Hot tax code insight of the week!FN1 Section 409A of the Internal Revenue Code requires that companies issue stock options at a strike price that reasonable approximates FMV.FN2 This has one of two practical consequences:
i) start-ups issue restricted stock instead (or an analogous exemption (any property (such as stock appreciation rights) subject to Section 83 is okay)), thereby bypassing 409A; or
ii) start-ups go through the (somewhat expensive) process of establishing a FMV (in compliance with 409A) prior to issuing in stock options.FN3
Here's the background: under the previous regulatory framework (governing things during the early '00s), stock options could be issued fast and loose, often according to some vague formula (like 1/10 of the value of the last financing's share price). This allowed rich guys to defer huge portions of their rich guy salaries into the future.

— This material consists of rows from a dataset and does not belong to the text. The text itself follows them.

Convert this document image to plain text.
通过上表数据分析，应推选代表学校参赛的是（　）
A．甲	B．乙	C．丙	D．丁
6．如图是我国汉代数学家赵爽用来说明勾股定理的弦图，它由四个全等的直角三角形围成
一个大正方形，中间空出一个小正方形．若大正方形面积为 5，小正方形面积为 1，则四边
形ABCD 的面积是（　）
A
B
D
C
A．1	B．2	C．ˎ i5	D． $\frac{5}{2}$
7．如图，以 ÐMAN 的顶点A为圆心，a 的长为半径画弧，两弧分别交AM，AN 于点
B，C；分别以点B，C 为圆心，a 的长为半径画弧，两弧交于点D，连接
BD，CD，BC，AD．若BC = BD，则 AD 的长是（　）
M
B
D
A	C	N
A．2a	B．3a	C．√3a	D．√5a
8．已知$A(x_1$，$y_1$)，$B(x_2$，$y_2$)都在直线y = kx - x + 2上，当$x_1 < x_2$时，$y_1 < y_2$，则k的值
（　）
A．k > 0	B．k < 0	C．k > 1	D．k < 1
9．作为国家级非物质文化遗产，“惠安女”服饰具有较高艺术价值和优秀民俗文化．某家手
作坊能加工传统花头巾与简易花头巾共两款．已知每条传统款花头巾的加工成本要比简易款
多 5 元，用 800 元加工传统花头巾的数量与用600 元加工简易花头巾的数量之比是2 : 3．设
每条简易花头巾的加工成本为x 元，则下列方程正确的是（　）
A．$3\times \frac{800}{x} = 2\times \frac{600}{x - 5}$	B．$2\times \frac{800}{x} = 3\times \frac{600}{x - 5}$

So the IRS enacted 409A, which governs all deferred compensation plans and agreements entered into, or vesting after, January 1, 2005, and requires that i) stock options are issued at FMV and ii) the FMV must be determined using “reasonable application of a reasonable valuation method.” The IRS has provided guidance that the determination of reasonableness (an inherently circumstantial standard) will presumptively be satisfied by either of the two following approaches:
1) Independent Appraisal. An independent valuation by qualified experts using standard methods recognized under the IRS Code.
2) Illiquid Start-up Appraisal. Certain private companies (in existence less than 10 years and not anticipating an IPO in the next 6 months nor a merger in next 90 days (among other things)) can rely on valuation by a person (including an employee) with significant knowledge or training in performing such valuations. (Go here for a detailed discussion of the requirements).

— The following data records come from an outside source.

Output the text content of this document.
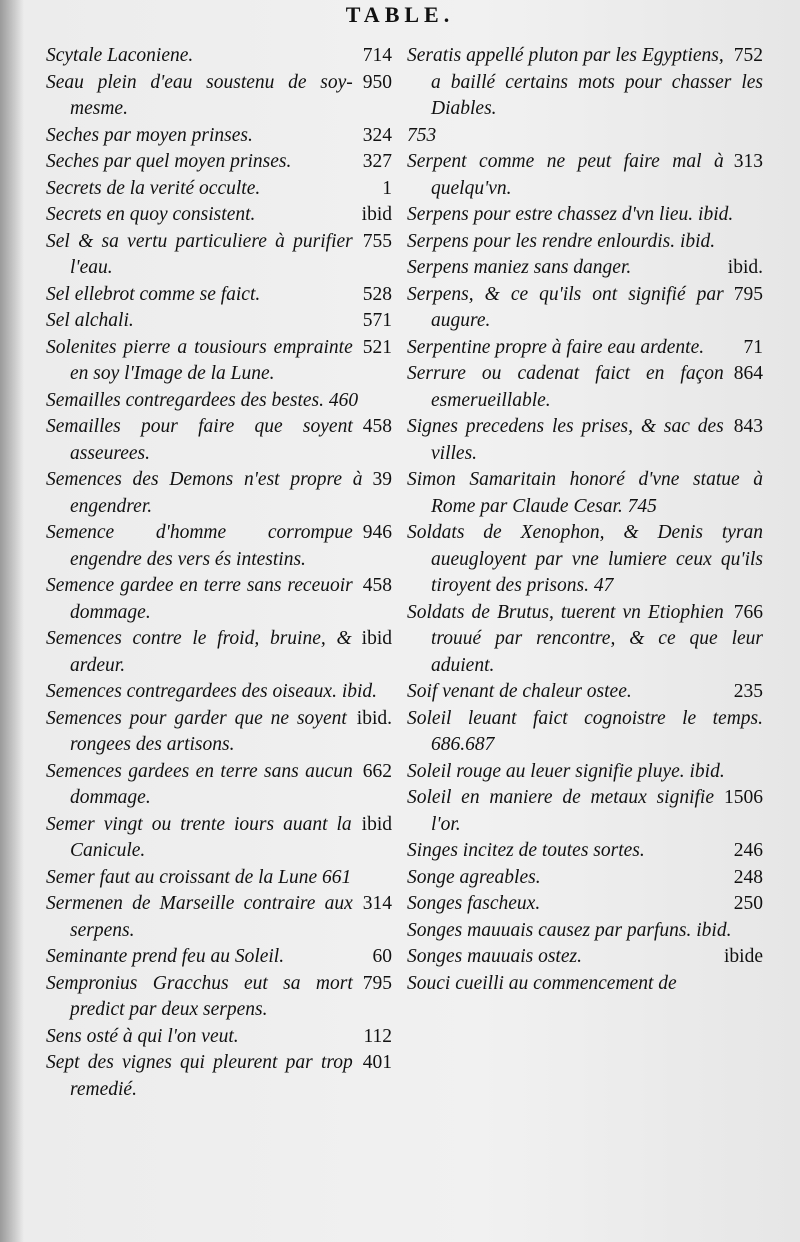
TABLE.
714
Scytale Laconiene.
950
Seau plein d'eau soustenu de soy-mesme.
324
Seches par moyen prinses.
327
Seches par quel moyen prinses.
1
Secrets de la verité occulte.
ibid
Secrets en quoy consistent.
755
Sel & sa vertu particuliere à purifier l'eau.
528
Sel ellebrot comme se faict.
571
Sel alchali.
521
Solenites pierre a tousiours emprainte en soy l'Image de la Lune.
Semailles contregardees des bestes. 460
458
Semailles pour faire que soyent asseurees.
39
Semences des Demons n'est propre à engendrer.
946
Semence d'homme corrompue engendre des vers és intestins.
458
Semence gardee en terre sans receuoir dommage.
ibid
Semences contre le froid, bruine, & ardeur.
Semences contregardees des oiseaux. ibid.
ibid.
Semences pour garder que ne soyent rongees des artisons.
662
Semences gardees en terre sans aucun dommage.
ibid
Semer vingt ou trente iours auant la Canicule.
Semer faut au croissant de la Lune 661
314
Sermenen de Marseille contraire aux serpens.
60
Seminante prend feu au Soleil.
795
Sempronius Gracchus eut sa mort predict par deux serpens.
112
Sens osté à qui l'on veut.
401
Sept des vignes qui pleurent par trop remedié.
752
Seratis appellé pluton par les Egyptiens, a baillé certains mots pour chasser les Diables.
753
313
Serpent comme ne peut faire mal à quelqu'vn.
Serpens pour estre chassez d'vn lieu. ibid.
Serpens pour les rendre enlourdis. ibid.
ibid.
Serpens maniez sans danger.
795
Serpens, & ce qu'ils ont signifié par augure.
71
Serpentine propre à faire eau ardente.
864
Serrure ou cadenat faict en façon esmerueillable.
843
Signes precedens les prises, & sac des villes.
Simon Samaritain honoré d'vne statue à Rome par Claude Cesar. 745
Soldats de Xenophon, & Denis tyran aueugloyent par vne lumiere ceux qu'ils tiroyent des prisons. 47
766
Soldats de Brutus, tuerent vn Etiophien trouué par rencontre, & ce que leur aduient.
235
Soif venant de chaleur ostee.
Soleil leuant faict cognoistre le temps. 686.687
Soleil rouge au leuer signifie pluye. ibid.
1506
Soleil en maniere de metaux signifie l'or.
246
Singes incitez de toutes sortes.
248
Songe agreables.
250
Songes fascheux.
Songes mauuais causez par parfuns. ibid.
ibide
Songes mauuais ostez.
Souci cueilli au commencement de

The presumption of reasonableness is rebuttable only upon evidence that the method or the application of such method was "grossly unreasonable" (there's no official guidance on what this means).
Such valuations last for 12 months absent any intervening events that would materially and reasonable affect FMV. Failure to comply has a number of consequences, the most salient being that employees will be subject to taxation at each vesting milestone plus a 20 percent penalty, and potential interest.
Most companies engage in precisely the kind of appraisal required by 409A at each financing event but if such financing was more than a year in the past and the company is short on cash it is probably better off issuing restricted stock rather than stock options as incentive equity.
FN1. A character in David Foster Wallace's novel Pale King (set in an IRS office in the Midwest) describes tax compliance as "boredom beyond any boredom he’d ever felt."
FN2. More generally, 409A applies to any legally binding right to deferred compensation (any agreement, plan or arrangement that provides for a deferral of compensation, even if such compensation is subject to restrictions (such as vesting)).
FN3. The cost for valuation appraisal varies, but will probably come in between $5k and $25K.